Boggi Ugo, Palladino Simona, Massimetti Gabriele, Vistoli Fabio, Caniglia Fabio, De Lio Nelide, Perrone Vittorio, Barbarello Linda, Belluomini Mario, Signori Stefano, Amorese Gabriella, Mosca Franco
Division of General and Transplant Surgery, Pisa University Hospital Pisa, Via Paradisa 2, 56124, Pisa, Italy,
Surg Endosc. 2015 Jun;29(6):1425-32. doi: 10.1007/s00464-014-3819-9. Epub 2014 Aug 27.
The enhanced dexterity offered by robotic assistance could be excessive for distal pancreatectomy but not enough to improve the outcome of laparoscopic pancreaticoduodenectomy. Total pancreatectomy retains the challenges of uncinate process dissection and digestive reconstruction, but avoids the risk of pancreatic fistula, and could be a suitable operation to highlight the advantages of robotic assistance in pancreatic resections.

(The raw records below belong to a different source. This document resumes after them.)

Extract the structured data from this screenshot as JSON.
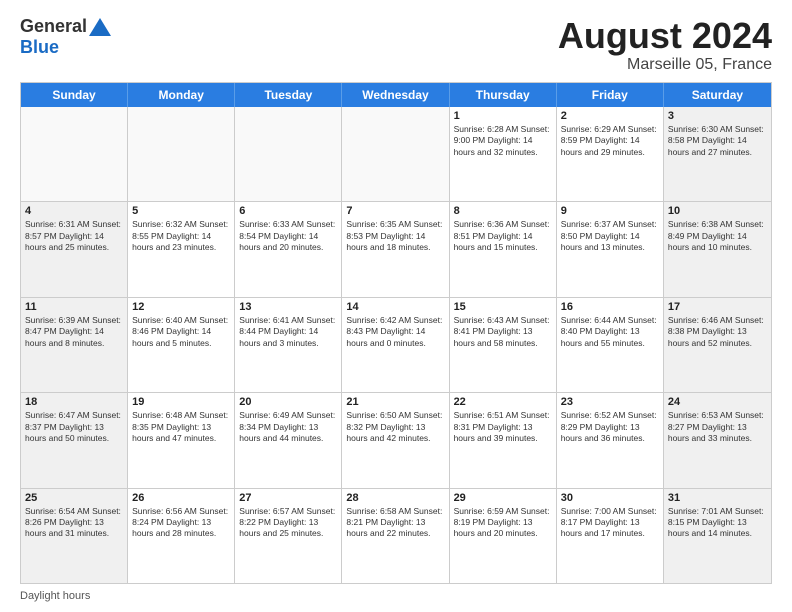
{
  "logo": {
    "general": "General",
    "blue": "Blue"
  },
  "title": "August 2024",
  "location": "Marseille 05, France",
  "footer_label": "Daylight hours",
  "days_of_week": [
    "Sunday",
    "Monday",
    "Tuesday",
    "Wednesday",
    "Thursday",
    "Friday",
    "Saturday"
  ],
  "weeks": [
    [
      {
        "day": "",
        "info": ""
      },
      {
        "day": "",
        "info": ""
      },
      {
        "day": "",
        "info": ""
      },
      {
        "day": "",
        "info": ""
      },
      {
        "day": "1",
        "info": "Sunrise: 6:28 AM\nSunset: 9:00 PM\nDaylight: 14 hours and 32 minutes."
      },
      {
        "day": "2",
        "info": "Sunrise: 6:29 AM\nSunset: 8:59 PM\nDaylight: 14 hours and 29 minutes."
      },
      {
        "day": "3",
        "info": "Sunrise: 6:30 AM\nSunset: 8:58 PM\nDaylight: 14 hours and 27 minutes."
      }
    ],
    [
      {
        "day": "4",
        "info": "Sunrise: 6:31 AM\nSunset: 8:57 PM\nDaylight: 14 hours and 25 minutes."
      },
      {
        "day": "5",
        "info": "Sunrise: 6:32 AM\nSunset: 8:55 PM\nDaylight: 14 hours and 23 minutes."
      },
      {
        "day": "6",
        "info": "Sunrise: 6:33 AM\nSunset: 8:54 PM\nDaylight: 14 hours and 20 minutes."
      },
      {
        "day": "7",
        "info": "Sunrise: 6:35 AM\nSunset: 8:53 PM\nDaylight: 14 hours and 18 minutes."
      },
      {
        "day": "8",
        "info": "Sunrise: 6:36 AM\nSunset: 8:51 PM\nDaylight: 14 hours and 15 minutes."
      },
      {
        "day": "9",
        "info": "Sunrise: 6:37 AM\nSunset: 8:50 PM\nDaylight: 14 hours and 13 minutes."
      },
      {
        "day": "10",
        "info": "Sunrise: 6:38 AM\nSunset: 8:49 PM\nDaylight: 14 hours and 10 minutes."
      }
    ],
    [
      {
        "day": "11",
        "info": "Sunrise: 6:39 AM\nSunset: 8:47 PM\nDaylight: 14 hours and 8 minutes."
      },
      {
        "day": "12",
        "info": "Sunrise: 6:40 AM\nSunset: 8:46 PM\nDaylight: 14 hours and 5 minutes."
      },
      {
        "day": "13",
        "info": "Sunrise: 6:41 AM\nSunset: 8:44 PM\nDaylight: 14 hours and 3 minutes."
      },
      {
        "day": "14",
        "info": "Sunrise: 6:42 AM\nSunset: 8:43 PM\nDaylight: 14 hours and 0 minutes."
      },
      {
        "day": "15",
        "info": "Sunrise: 6:43 AM\nSunset: 8:41 PM\nDaylight: 13 hours and 58 minutes."
      },
      {
        "day": "16",
        "info": "Sunrise: 6:44 AM\nSunset: 8:40 PM\nDaylight: 13 hours and 55 minutes."
      },
      {
        "day": "17",
        "info": "Sunrise: 6:46 AM\nSunset: 8:38 PM\nDaylight: 13 hours and 52 minutes."
      }
    ],
    [
      {
        "day": "18",
        "info": "Sunrise: 6:47 AM\nSunset: 8:37 PM\nDaylight: 13 hours and 50 minutes."
      },
      {
        "day": "19",
        "info": "Sunrise: 6:48 AM\nSunset: 8:35 PM\nDaylight: 13 hours and 47 minutes."
      },
      {
        "day": "20",
        "info": "Sunrise: 6:49 AM\nSunset: 8:34 PM\nDaylight: 13 hours and 44 minutes."
      },
      {
        "day": "21",
        "info": "Sunrise: 6:50 AM\nSunset: 8:32 PM\nDaylight: 13 hours and 42 minutes."
      },
      {
        "day": "22",
        "info": "Sunrise: 6:51 AM\nSunset: 8:31 PM\nDaylight: 13 hours and 39 minutes."
      },
      {
        "day": "23",
        "info": "Sunrise: 6:52 AM\nSunset: 8:29 PM\nDaylight: 13 hours and 36 minutes."
      },
      {
        "day": "24",
        "info": "Sunrise: 6:53 AM\nSunset: 8:27 PM\nDaylight: 13 hours and 33 minutes."
      }
    ],
    [
      {
        "day": "25",
        "info": "Sunrise: 6:54 AM\nSunset: 8:26 PM\nDaylight: 13 hours and 31 minutes."
      },
      {
        "day": "26",
        "info": "Sunrise: 6:56 AM\nSunset: 8:24 PM\nDaylight: 13 hours and 28 minutes."
      },
      {
        "day": "27",
        "info": "Sunrise: 6:57 AM\nSunset: 8:22 PM\nDaylight: 13 hours and 25 minutes."
      },
      {
        "day": "28",
        "info": "Sunrise: 6:58 AM\nSunset: 8:21 PM\nDaylight: 13 hours and 22 minutes."
      },
      {
        "day": "29",
        "info": "Sunrise: 6:59 AM\nSunset: 8:19 PM\nDaylight: 13 hours and 20 minutes."
      },
      {
        "day": "30",
        "info": "Sunrise: 7:00 AM\nSunset: 8:17 PM\nDaylight: 13 hours and 17 minutes."
      },
      {
        "day": "31",
        "info": "Sunrise: 7:01 AM\nSunset: 8:15 PM\nDaylight: 13 hours and 14 minutes."
      }
    ]
  ]
}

Eleven laparoscopic robot-assisted total pancreatectomies (LRATP) were compared to 11 case-matched open total pancreatectomies. All operations were performed by one surgeon during the same period of time. Robotic assistance was employed in half of the patients, based on robot availability at the time of surgery. Variables examined included age, sex, American Society of Anesthesiologists score, body mass index, estimated blood loss, need for blood transfusions, operative time, tumor type, tumor size, number of examined lymph nodes, margin status, post-operative complications, 90-day or in-hospital mortality, length of hospital stay, and readmission rate.

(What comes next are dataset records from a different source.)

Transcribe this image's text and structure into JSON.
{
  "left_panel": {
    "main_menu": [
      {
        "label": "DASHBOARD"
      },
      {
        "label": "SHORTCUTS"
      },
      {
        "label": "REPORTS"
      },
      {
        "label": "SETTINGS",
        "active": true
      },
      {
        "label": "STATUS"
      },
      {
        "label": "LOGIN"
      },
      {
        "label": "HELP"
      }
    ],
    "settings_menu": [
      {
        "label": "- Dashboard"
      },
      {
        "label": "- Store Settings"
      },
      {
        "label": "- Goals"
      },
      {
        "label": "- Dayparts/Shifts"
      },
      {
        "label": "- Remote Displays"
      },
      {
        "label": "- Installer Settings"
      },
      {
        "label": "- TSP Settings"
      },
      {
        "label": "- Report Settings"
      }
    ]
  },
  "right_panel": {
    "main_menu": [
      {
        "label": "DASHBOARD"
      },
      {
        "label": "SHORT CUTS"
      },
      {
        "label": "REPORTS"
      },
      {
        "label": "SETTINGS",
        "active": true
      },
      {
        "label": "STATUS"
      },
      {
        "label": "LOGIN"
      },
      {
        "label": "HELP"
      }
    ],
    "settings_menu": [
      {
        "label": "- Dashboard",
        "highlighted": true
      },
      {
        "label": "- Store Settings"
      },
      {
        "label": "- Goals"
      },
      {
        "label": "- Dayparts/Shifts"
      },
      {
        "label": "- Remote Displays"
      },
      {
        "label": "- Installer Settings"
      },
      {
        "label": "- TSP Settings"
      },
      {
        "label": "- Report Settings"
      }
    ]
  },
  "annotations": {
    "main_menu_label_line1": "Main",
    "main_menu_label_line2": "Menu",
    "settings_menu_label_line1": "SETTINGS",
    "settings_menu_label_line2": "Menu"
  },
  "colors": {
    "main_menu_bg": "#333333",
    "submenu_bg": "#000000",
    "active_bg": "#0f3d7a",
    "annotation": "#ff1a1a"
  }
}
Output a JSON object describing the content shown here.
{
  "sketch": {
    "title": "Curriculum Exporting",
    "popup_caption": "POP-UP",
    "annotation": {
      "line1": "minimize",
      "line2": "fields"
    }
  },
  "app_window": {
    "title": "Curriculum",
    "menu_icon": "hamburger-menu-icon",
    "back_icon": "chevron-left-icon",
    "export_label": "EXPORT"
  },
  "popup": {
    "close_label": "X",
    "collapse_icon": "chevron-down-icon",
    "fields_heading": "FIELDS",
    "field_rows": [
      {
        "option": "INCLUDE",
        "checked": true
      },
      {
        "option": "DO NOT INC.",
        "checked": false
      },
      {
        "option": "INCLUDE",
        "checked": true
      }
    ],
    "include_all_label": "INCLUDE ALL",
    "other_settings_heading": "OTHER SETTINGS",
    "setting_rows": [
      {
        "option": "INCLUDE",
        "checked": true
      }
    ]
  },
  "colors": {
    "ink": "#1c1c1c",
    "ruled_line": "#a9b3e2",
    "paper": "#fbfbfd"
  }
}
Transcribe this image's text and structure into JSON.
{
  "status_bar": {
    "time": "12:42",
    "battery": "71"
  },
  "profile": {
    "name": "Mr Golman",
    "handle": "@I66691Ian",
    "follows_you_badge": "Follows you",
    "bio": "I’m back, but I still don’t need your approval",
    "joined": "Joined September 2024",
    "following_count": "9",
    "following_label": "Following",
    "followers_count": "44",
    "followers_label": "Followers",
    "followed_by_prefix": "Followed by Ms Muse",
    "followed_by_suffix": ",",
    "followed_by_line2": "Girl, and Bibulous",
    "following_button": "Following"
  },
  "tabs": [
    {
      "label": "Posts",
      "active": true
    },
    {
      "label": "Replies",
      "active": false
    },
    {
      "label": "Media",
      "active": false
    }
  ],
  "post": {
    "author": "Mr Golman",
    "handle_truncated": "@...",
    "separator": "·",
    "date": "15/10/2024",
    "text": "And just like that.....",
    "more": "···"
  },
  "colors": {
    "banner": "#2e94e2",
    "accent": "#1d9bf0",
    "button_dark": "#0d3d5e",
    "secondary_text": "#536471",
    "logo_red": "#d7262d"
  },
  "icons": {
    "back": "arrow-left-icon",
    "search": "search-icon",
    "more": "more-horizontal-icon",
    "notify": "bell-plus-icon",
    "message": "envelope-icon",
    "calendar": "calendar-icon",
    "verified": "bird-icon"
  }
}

No LRATP was converted to conventional laparoscopy, hand-assisted laparoscopy or open surgery despite two patients (18.1 %) required vein resection and reconstruction. LRATP was associated with longer mean operative time (600 vs. 469 min; p = 0.014) but decreased mean blood loss (220 vs. 705; p = 0.004) than open surgery. Post-operative complications occurred in similar percentages after LRATP and open surgery. Complications occurring in most patients (5/7) after LRATP were of mild severity (Clavien-Dindo grade I and II). One patient required repeat laparoscopic surgery after LRATP, to drain a fluid collection not amenable to percutaneous catheter drainage. One further patient from the open group required repeat surgery because of bleeding. No patient had margin positive resection, and the mean number of examined lymph nodes was 45 after LRATP and 36 after open surgery.
LRATP is feasible in selected patients, but further experience is needed to draw final conclusions.
机器人辅助提供的增强灵活性对于胰体尾切除术可能过高,但对于改善腹腔镜胰十二指肠切除术的结果则不够。全胰切除术仍面临钩突部解剖和消化重建的挑战,但可避免胰瘘风险,可能是突出机器人辅助在胰腺切除术中优势的合适手术。
将11例腹腔镜机器人辅助全胰切除术(LRATP)与11例病例匹配的开放全胰切除术进行比较。所有手术均由同一位外科医生在同一时期完成。根据手术时机器人的可用性,一半患者采用机器人辅助。检查的变量包括年龄、性别、美国麻醉医师协会评分、体重指数、估计失血量、输血需求、手术时间、肿瘤类型、肿瘤大小、检查的淋巴结数量、切缘状态、术后并发症、90天或住院死亡率、住院时间和再入院率。
尽管有2例患者(18.1%)需要静脉切除和重建,但没有LRATP转换为传统腹腔镜手术、手辅助腹腔镜手术或开放手术。与开放手术相比,LRATP的平均手术时间更长(600分钟对469分钟;p = 0.014),但平均失血量减少(220对705;p = 0.004)。LRATP和开放手术后术后并发症的发生率相似。LRATP后大多数患者(5/7)发生的并发症为轻度(Clavien-Dindo I级和II级)。1例患者在LRATP后需要重复腹腔镜手术,以引流不适合经皮导管引流的积液。开放组的另1例患者因出血需要再次手术。没有患者切缘阳性切除,LRATP后检查的淋巴结平均数量为45个,开放手术后为36个。
LRATP在选定患者中是可行,但需要更多经验才能得出最终结论。